My LiPo charger will not... allow me to charge a LiPo that has been allowed to discharge to as low as 2.44V.
Since your battery charger is not up to the task, you'll revel in the good news that this sophisticated little 28-cent wonder also provides overcharge protection, short circuit protection, and overcurrent protection in addition to over-discharge protection.
 

srnet

Senior Member
"Can be" calls for speculation, counselor
You provided that information, so presuambly you agreed with it. Check out the data in the link you gave.

Anyone interested in what the rest of the World thinks about the lowest voltage a LiPo should go to can search through the results on Google;

https://www.google.co.uk/search?q=lowest+discharge+volts+for+a+lipo&ie=utf-8&oe=utf-8&client=firefox-b-ab&gfe_rd=cr&ei=aOR5V8q1I6Ww7QbNmanICg

If anyone finds comment that 2.44V is OK, let me know.
 

erco

Senior Member
How funny is that, I was nearly about to concede that the 28-cent "power management chip" I linked to was only for Li-Ion cells (the Ebay listing does say it's for 18650 cells) when I saw this similar item from Tenergy: http://www.tenergy.com/32003 , called a Protection Circuit Module: 3.7V Li-Polymer (8A Limit)

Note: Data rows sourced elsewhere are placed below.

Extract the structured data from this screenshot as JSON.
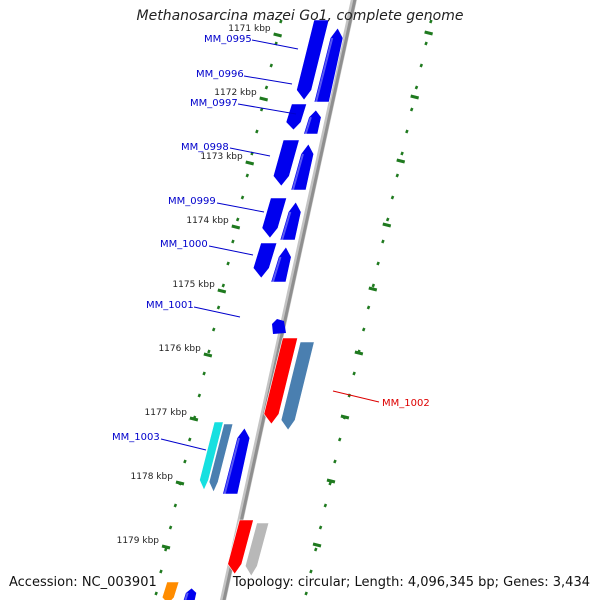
{
  "header": {
    "title": "Methanosarcina mazei Go1, complete genome"
  },
  "footer": {
    "accession": "Accession: NC_003901",
    "summary": "Topology: circular; Length: 4,096,345 bp; Genes: 3,434"
  },
  "colors": {
    "backbone": "#8f8f8f",
    "tick": "#1f7a1f",
    "gene_default": "#0000ee",
    "gene_highlight": "#ff0000",
    "gene_steel": "#4a7fb0",
    "gene_cyan": "#16e0e0",
    "gene_gray": "#b8b8b8",
    "gene_orange": "#ff8c00",
    "label_default": "#0000cc",
    "label_highlight": "#dd0000"
  },
  "scale_labels": [
    "1171 kbp",
    "1172 kbp",
    "1173 kbp",
    "1174 kbp",
    "1175 kbp",
    "1176 kbp",
    "1177 kbp",
    "1178 kbp",
    "1179 kbp"
  ],
  "gene_labels": [
    {
      "id": "MM_0995",
      "color": "label_default"
    },
    {
      "id": "MM_0996",
      "color": "label_default"
    },
    {
      "id": "MM_0997",
      "color": "label_default"
    },
    {
      "id": "MM_0998",
      "color": "label_default"
    },
    {
      "id": "MM_0999",
      "color": "label_default"
    },
    {
      "id": "MM_1000",
      "color": "label_default"
    },
    {
      "id": "MM_1001",
      "color": "label_default"
    },
    {
      "id": "MM_1002",
      "color": "label_highlight"
    },
    {
      "id": "MM_1003",
      "color": "label_default"
    }
  ]
}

Also listed at http://www.batteryjunction.com/prcimopcbfor.html

Tenergy certainly knows a thing or two about Lithium batteries, and the product description says Compatible Chemistry: Li-Ion/Li-Po

Specs:

Over Discharge Protection:
Over Discharge Detection Voltage: 2.5±0.062V (pretty much identical to the Ebay item)
Over Discharge Release Voltage: 3.0±0.075V (not specified on the Ebay item)

Over Current Detection Current: 14.0&#65374;20.0A

So the two items may be similar in specs and function, even if the detection/release terminology is somewhat ambiguous and contributing to the confusion. But certainly we can all agree that the release (cutoff) voltage of 3.0V is better than 2.5V for all Lithium chemistries.
 

techElder

Well-known member
Sometimes I call these anomalies; sometimes "crowd-sourced technical specs."

It's best to quote verified specs from real hardware that solves (or causes) real problems.

Sometimes the crowd is just the crowd and doesn't have the real specs.